Table 4. Prior studies versus this paper: mechanisms, findings, and contributions.
Table 4. Prior studies versus this paper: mechanisms, findings, and contributions.
Study (year) Domain/Context Design/Data Mechanism focus (key variables) Main finding re paradox/continued use What this paper adds (relative to the study)
Acquisti, Brandimarte & Loewenstein [21] Privacy & human behavior (general) Conceptual synthesis/evidence review Cognitive biases, contextual framing, bounded rationality Users often accept data practices despite concern; paradox rooted in psychology and context Moves from individual paradox to platform-governance thresholds; quantifies bounded compliance via accountability visibility and continuity cues on public-service platforms
Dinev & Hart [28] E-commerce privacy Empirical model (privacy calculus) Perceived risk vs. benefits, trust Continued use/intention shaped by a risk–benefit calculus with trust as mediator Shifts from dyadic calculus to institutional satisficing: shows good-enough participation once governance cues cross minimal thresholds, even at high concern
Grimmelikhuijsen et al. [20] Government transparency & trust Cross-national experiment Transparency → Trust in government Visibility can increase trust, but platform-level instantiation is not specified Specifies platform-level accountability visibility (explanations/feedback closure) and links it to sustained use; identifies regional pathway differences (Korea vs. China)
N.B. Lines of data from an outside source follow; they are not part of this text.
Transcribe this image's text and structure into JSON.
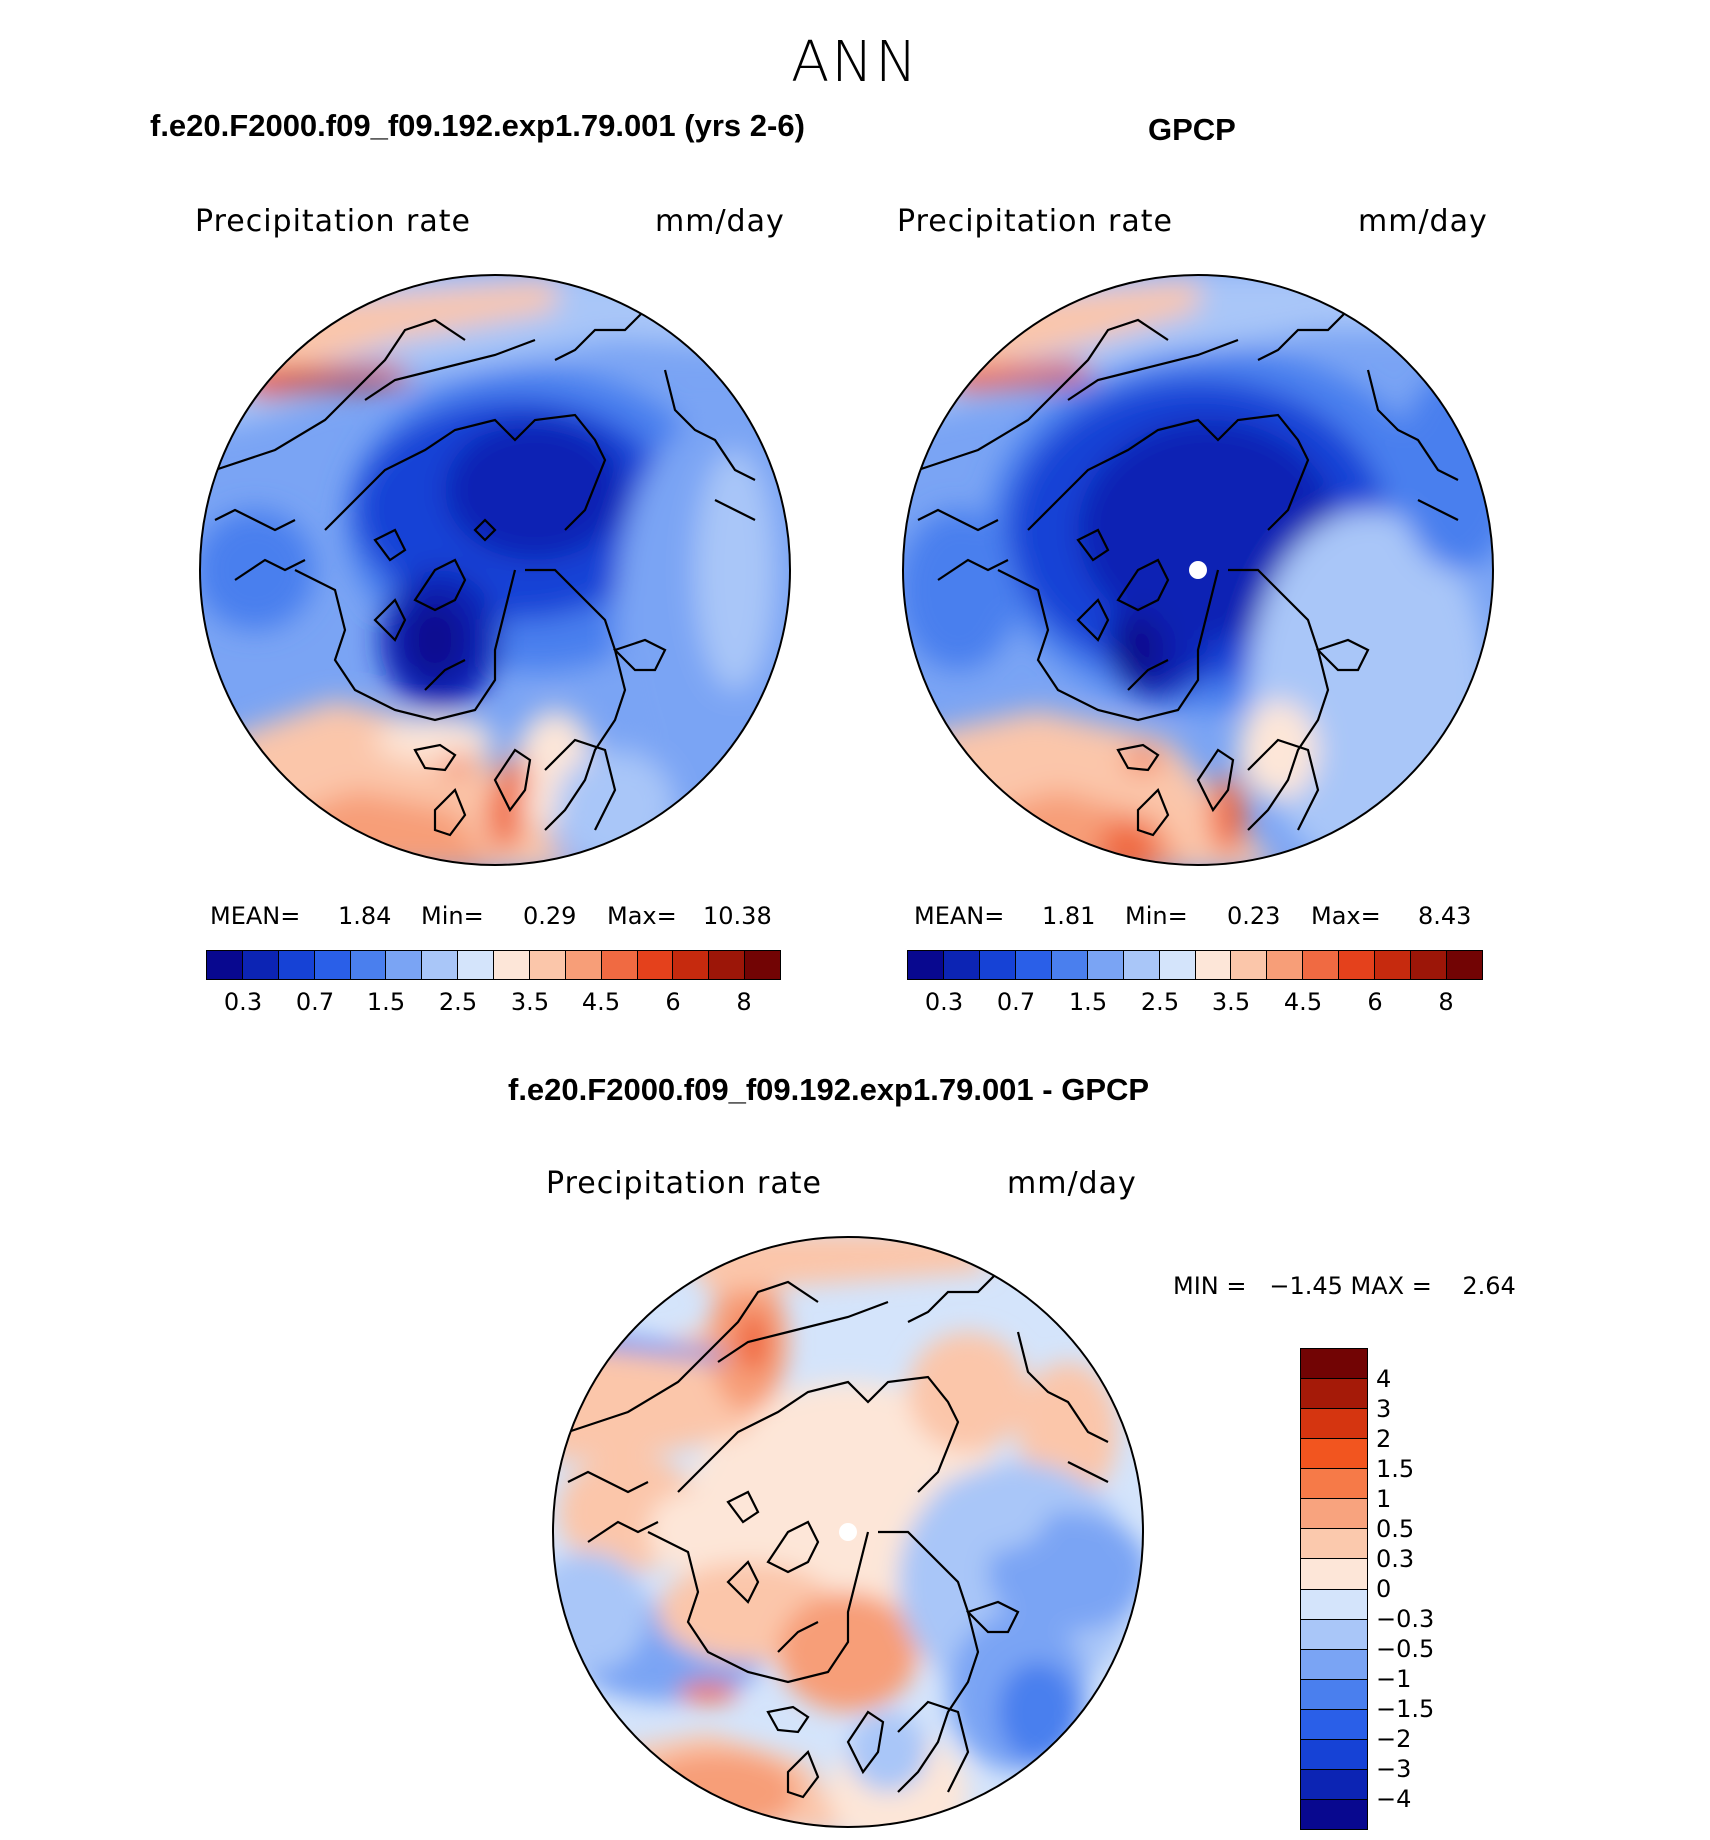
{
  "main_title": "ANN",
  "panels": [
    {
      "title": "f.e20.F2000.f09_f09.192.exp1.79.001 (yrs 2-6)",
      "var_label": "Precipitation rate",
      "units": "mm/day",
      "stats": {
        "mean_label": "MEAN=",
        "mean": "1.84",
        "min_label": "Min=",
        "min": "0.29",
        "max_label": "Max=",
        "max": "10.38"
      },
      "ticks": [
        "0.3",
        "0.7",
        "1.5",
        "2.5",
        "3.5",
        "4.5",
        "6",
        "8"
      ]
    },
    {
      "title": "GPCP",
      "var_label": "Precipitation rate",
      "units": "mm/day",
      "stats": {
        "mean_label": "MEAN=",
        "mean": "1.81",
        "min_label": "Min=",
        "min": "0.23",
        "max_label": "Max=",
        "max": "8.43"
      },
      "ticks": [
        "0.3",
        "0.7",
        "1.5",
        "2.5",
        "3.5",
        "4.5",
        "6",
        "8"
      ]
    }
  ],
  "diff_panel": {
    "title": "f.e20.F2000.f09_f09.192.exp1.79.001 - GPCP",
    "var_label": "Precipitation rate",
    "units": "mm/day",
    "minmax": "MIN =   −1.45 MAX =    2.64",
    "ticks": [
      "4",
      "3",
      "2",
      "1.5",
      "1",
      "0.5",
      "0.3",
      "0",
      "−0.3",
      "−0.5",
      "−1",
      "−1.5",
      "−2",
      "−3",
      "−4"
    ]
  },
  "colors": {
    "abs_scale": [
      "#08088f",
      "#0c24b4",
      "#1642d6",
      "#2a5fe8",
      "#4a7fee",
      "#7aa4f4",
      "#a9c6f8",
      "#d4e4fb",
      "#fde6d8",
      "#fbc6aa",
      "#f79e78",
      "#f06a42",
      "#e4411c",
      "#c62a0e",
      "#9c1608",
      "#720404"
    ],
    "diff_scale": [
      "#720404",
      "#a51a08",
      "#d53510",
      "#f2551f",
      "#f67a48",
      "#f8a37e",
      "#fbc9ad",
      "#fde6d8",
      "#d4e4fb",
      "#a9c6f8",
      "#7aa4f4",
      "#4a7fee",
      "#2a5fe8",
      "#1642d6",
      "#0c24b4",
      "#08088f"
    ]
  }
}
Lee & See [8] Trust in automation Conceptual/design guidance Appropriate reliance, reliability, feedback Proper cues calibrate reliance on automated systems Applies “appropriate reliance” to AI public-service platforms; couples reliability with institutional continuity as a governance lever, evidenced by symmetric subnational data
Gulati et al. [23] HCI trust models Systematic literature review Trust antecedents in interactive systems Synthesizes models/antecedents; limited on public-sector platform governance Bridges HCI trust models with government platform context; provides heat-map diagnostics and bootstrap robustness for threshold-based participation
Synthesis. Prior work explains why people tolerate risk (psychology, calculus) or how cues shape reliance (transparency, automation design), but generally lacks a platform-governance threshold account with subnational symmetry. Our results indicate that once accountability visibility (clear explanations, feedback closure) and operational continuity (predictable O&M) reach “good-enough” levels, participation persists despite concern—consistent with bounded compliance. The China–Korea contrast suggests that trust formation is institutionally routed: in Korea, visible accountability raises willingness more sharply; in China, stable continuity underpins similar outcomes. This supports policy designs that tune visibility and continuity rather than assuming uniform psychological remediation [8,20,21,23,28].